CS 315 Homework 2 - Glyphs

Due Fri Sep 26 at 11:59pm

Overview

In this assignment, you will be creating a simple application that renders a short string of text using WebGL. In particular, you will be rendering a series of glyphs, each representing a single character to display. This will allow you to render a short message on the screen using OpenGL!
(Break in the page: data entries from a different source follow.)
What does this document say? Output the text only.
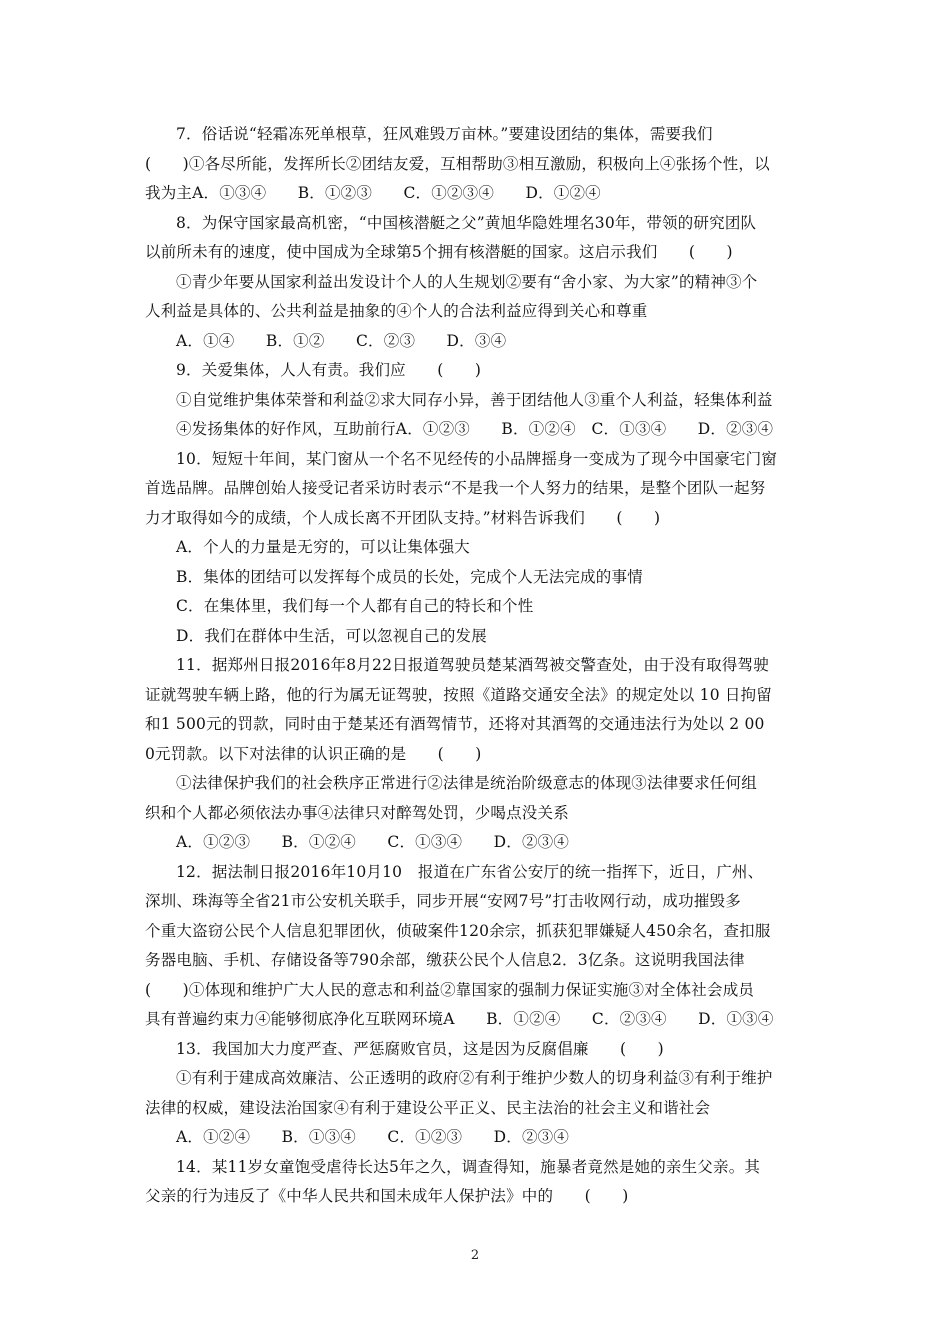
7．俗话说“轻霜冻死单根草，狂风难毁万亩林。”要建设团结的集体，需要我们
(　　)①各尽所能，发挥所长②团结友爱，互相帮助③相互激励，积极向上④张扬个性，以
我为主A．①③④　　B．①②③　　C．①②③④　　D．①②④
8．为保守国家最高机密，“中国核潜艇之父”黄旭华隐姓埋名30年，带领的研究团队
以前所未有的速度，使中国成为全球第5个拥有核潜艇的国家。这启示我们　　(　　)
①青少年要从国家利益出发设计个人的人生规划②要有“舍小家、为大家”的精神③个
人利益是具体的、公共利益是抽象的④个人的合法利益应得到关心和尊重
A．①④　　B．①②　　C．②③　　D．③④
9．关爱集体，人人有责。我们应　　(　　)
①自觉维护集体荣誉和利益②求大同存小异，善于团结他人③重个人利益，轻集体利益
④发扬集体的好作风，互助前行A．①②③　　B．①②④　C．①③④　　D．②③④
10．短短十年间，某门窗从一个名不见经传的小品牌摇身一变成为了现今中国豪宅门窗
首选品牌。品牌创始人接受记者采访时表示“不是我一个人努力的结果，是整个团队一起努
力才取得如今的成绩，个人成长离不开团队支持。”材料告诉我们　　(　　)
A．个人的力量是无穷的，可以让集体强大
B．集体的团结可以发挥每个成员的长处，完成个人无法完成的事情
C．在集体里，我们每一个人都有自己的特长和个性
D．我们在群体中生活，可以忽视自己的发展
11．据郑州日报2016年8月22日报道驾驶员楚某酒驾被交警查处，由于没有取得驾驶
证就驾驶车辆上路，他的行为属无证驾驶，按照《道路交通安全法》的规定处以 10 日拘留
和1 500元的罚款，同时由于楚某还有酒驾情节，还将对其酒驾的交通违法行为处以 2 00
0元罚款。以下对法律的认识正确的是　　(　　)
①法律保护我们的社会秩序正常进行②法律是统治阶级意志的体现③法律要求任何组
织和个人都必须依法办事④法律只对醉驾处罚，少喝点没关系
A．①②③　　B．①②④　　C．①③④　　D．②③④
12．据法制日报2016年10月10　报道在广东省公安厅的统一指挥下，近日，广州、
深圳、珠海等全省21市公安机关联手，同步开展“安网7号”打击收网行动，成功摧毁多
个重大盗窃公民个人信息犯罪团伙，侦破案件120余宗，抓获犯罪嫌疑人450余名，查扣服
务器电脑、手机、存储设备等790余部，缴获公民个人信息2．3亿条。这说明我国法律
(　　)①体现和维护广大人民的意志和利益②靠国家的强制力保证实施③对全体社会成员
具有普遍约束力④能够彻底净化互联网环境A　　B．①②④　　C．②③④　　D．①③④
13．我国加大力度严查、严惩腐败官员，这是因为反腐倡廉　　(　　)
①有利于建成高效廉洁、公正透明的政府②有利于维护少数人的切身利益③有利于维护
法律的权威，建设法治国家④有利于建设公平正义、民主法治的社会主义和谐社会
A．①②④　　B．①③④　　C．①②③　　D．②③④
14．某11岁女童饱受虐待长达5年之久，调查得知，施暴者竟然是她的亲生父亲。其
父亲的行为违反了《中华人民共和国未成年人保护法》中的　　(　　)
2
Since OpenGL is based on rendering primitives, you will need to model these glyphs using triangles--each student will be assigned a few glyphs to model, so that in the end the entire class will be able to display messages using the whole alphabet.

Once the glyphs are modeled, you will load the models into a format that can be understood and rendered by WebGL, and write the appropriate WebGL calls to render these objects. In order to make an entire sentence fit nicely on the screen, you will also need to modify the provided shaders. Finally, you'll add in the ability to get input from the user for what sentence to render!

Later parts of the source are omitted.